One is how well-coordinated the many Secret Wars tie-ins have been. There was an intense level of world-building done in developing the patchwork planet of Battleworld, fused together by a nearly-omnipotent Doctor Doom as a way of salvaging disparate pieces of the destroyed multiverse. Although the tie-in stories themselves are relatively self-contained, they do a surprisingly good job of finding small ways to connect and share certain elements (like the planet’s police force of hammer-wielding Thors, or its Game of Thrones-inspired wall separating civilized sectors from the wastelands to the south. If you were able to read even a handful of the 50 mini-series that were published (this great article will help you decide which ones to try), you got a legitimate sense of what Battleworld and its Doom-inspired fiefdoms were all about.
Then there is the fact that Secret Wars is actually the finale of one huge story that writer Jonathan Hickman has been building for his whole career at Marvel.

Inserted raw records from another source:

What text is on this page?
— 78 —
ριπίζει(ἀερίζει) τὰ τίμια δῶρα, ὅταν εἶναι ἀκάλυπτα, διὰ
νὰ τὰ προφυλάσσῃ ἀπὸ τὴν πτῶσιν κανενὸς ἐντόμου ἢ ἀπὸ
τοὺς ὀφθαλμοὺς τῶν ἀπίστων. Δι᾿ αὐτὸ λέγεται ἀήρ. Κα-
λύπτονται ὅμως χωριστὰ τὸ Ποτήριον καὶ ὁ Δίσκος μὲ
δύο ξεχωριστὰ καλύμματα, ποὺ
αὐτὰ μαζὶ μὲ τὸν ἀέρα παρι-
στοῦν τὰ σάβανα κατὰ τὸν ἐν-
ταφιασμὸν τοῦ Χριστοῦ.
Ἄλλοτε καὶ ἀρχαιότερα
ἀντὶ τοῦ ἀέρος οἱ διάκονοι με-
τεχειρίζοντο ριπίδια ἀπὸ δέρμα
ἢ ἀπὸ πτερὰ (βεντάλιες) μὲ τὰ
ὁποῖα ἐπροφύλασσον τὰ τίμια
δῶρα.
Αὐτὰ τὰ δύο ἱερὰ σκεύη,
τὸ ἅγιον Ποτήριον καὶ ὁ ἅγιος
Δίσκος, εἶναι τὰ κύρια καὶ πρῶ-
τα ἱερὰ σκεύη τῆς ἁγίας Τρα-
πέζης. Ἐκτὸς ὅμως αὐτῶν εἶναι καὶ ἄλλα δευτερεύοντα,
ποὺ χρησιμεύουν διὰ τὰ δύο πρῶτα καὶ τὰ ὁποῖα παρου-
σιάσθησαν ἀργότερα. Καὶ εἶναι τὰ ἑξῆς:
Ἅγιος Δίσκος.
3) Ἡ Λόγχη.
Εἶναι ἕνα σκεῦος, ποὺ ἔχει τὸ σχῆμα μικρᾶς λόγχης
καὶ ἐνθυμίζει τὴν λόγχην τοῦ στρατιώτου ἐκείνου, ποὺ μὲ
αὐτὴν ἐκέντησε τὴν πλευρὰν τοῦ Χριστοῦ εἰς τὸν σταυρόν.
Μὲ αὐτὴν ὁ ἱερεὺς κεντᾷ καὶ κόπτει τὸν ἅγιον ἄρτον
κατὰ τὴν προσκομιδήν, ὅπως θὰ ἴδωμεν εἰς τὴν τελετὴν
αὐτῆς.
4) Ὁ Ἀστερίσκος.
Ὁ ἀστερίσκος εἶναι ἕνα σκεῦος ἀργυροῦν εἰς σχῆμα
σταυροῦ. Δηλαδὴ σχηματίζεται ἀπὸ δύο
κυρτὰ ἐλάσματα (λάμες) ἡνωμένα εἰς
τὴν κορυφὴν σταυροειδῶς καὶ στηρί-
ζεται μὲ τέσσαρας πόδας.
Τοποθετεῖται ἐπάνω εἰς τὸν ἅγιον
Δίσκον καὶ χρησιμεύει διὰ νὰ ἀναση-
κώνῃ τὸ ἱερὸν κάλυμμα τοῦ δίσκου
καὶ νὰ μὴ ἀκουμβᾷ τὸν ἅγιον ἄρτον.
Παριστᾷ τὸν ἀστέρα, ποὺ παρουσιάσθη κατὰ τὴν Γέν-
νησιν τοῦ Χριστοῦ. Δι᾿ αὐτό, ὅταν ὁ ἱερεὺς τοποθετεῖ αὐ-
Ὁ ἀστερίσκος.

It’s the culmination of his epic 44-issue run on Avengers and his concurrent 33-issue run on New Avengers that began in 2013. But it even plays off story elements and character relationships that he set up way back during his run on Fantastic Four and its companion series, FF, from 2009-2012, as well as his stint on The Ultimates from 2011-2012 (which wasn’t even connected to regular Marvel continuity at the time but still converges with this series). Hickman seemed to have planted seeds for Secret Wars years ago, but everything he’s done may be judged by this final issue.
by Caitlin Skaalrud
It’s a little hard to synopsize Caitlin Skaalrud’s Houses of the Holy because, well, I’m not even sure exactly what is going on it—but I love it just the same. Sometimes, it's the visual wonder that matters most, and Skaalrud has created a comic that reads like an illustrated poem full of iconic and enigmatic imagery. For example, many scenes are set inside a tiny room with three walls that act like triptych panels in the background, making it seem like you’re observing a series of disturbing art installations, or maybe a music video directed by Tarsem Singh and Joel-Peter Witkin.
The story could be read as a meditation on depression, and it follows a young woman’s journey through a Dantean landscape of forests, tiny rooms, wide rivers, and tiny bell jars in order to reach the depths of her own psyche. Skaalrud uses large panels—sometimes only one per page—and minimal dialogue so you can immerse yourself in her carefully inked drawings.
Ape Entertainment/Sesame Workshop;
I’ve written often about all the great comic book options for early readers, and now it seems that Sesame Street has added some options for those readers and their parents. This month, they’ve made a bundle of comics available digitally through Amazon, iTunes, and Google books. Interestingly, each issue contains a “How to Read a Comic” page that helps introduce the concepts of panels, sound effects, other important aspects of comic reading (not to mention some digital specific stuff like swipes and zooms).
Sesame Street tends to appeal to kids younger than the typical age for reading comics, but with the way they appeal to grown-up senses of humor (like the Walking Dead parody above), these books can be a good set of comics for parents to sit and read with their pre-schoolers.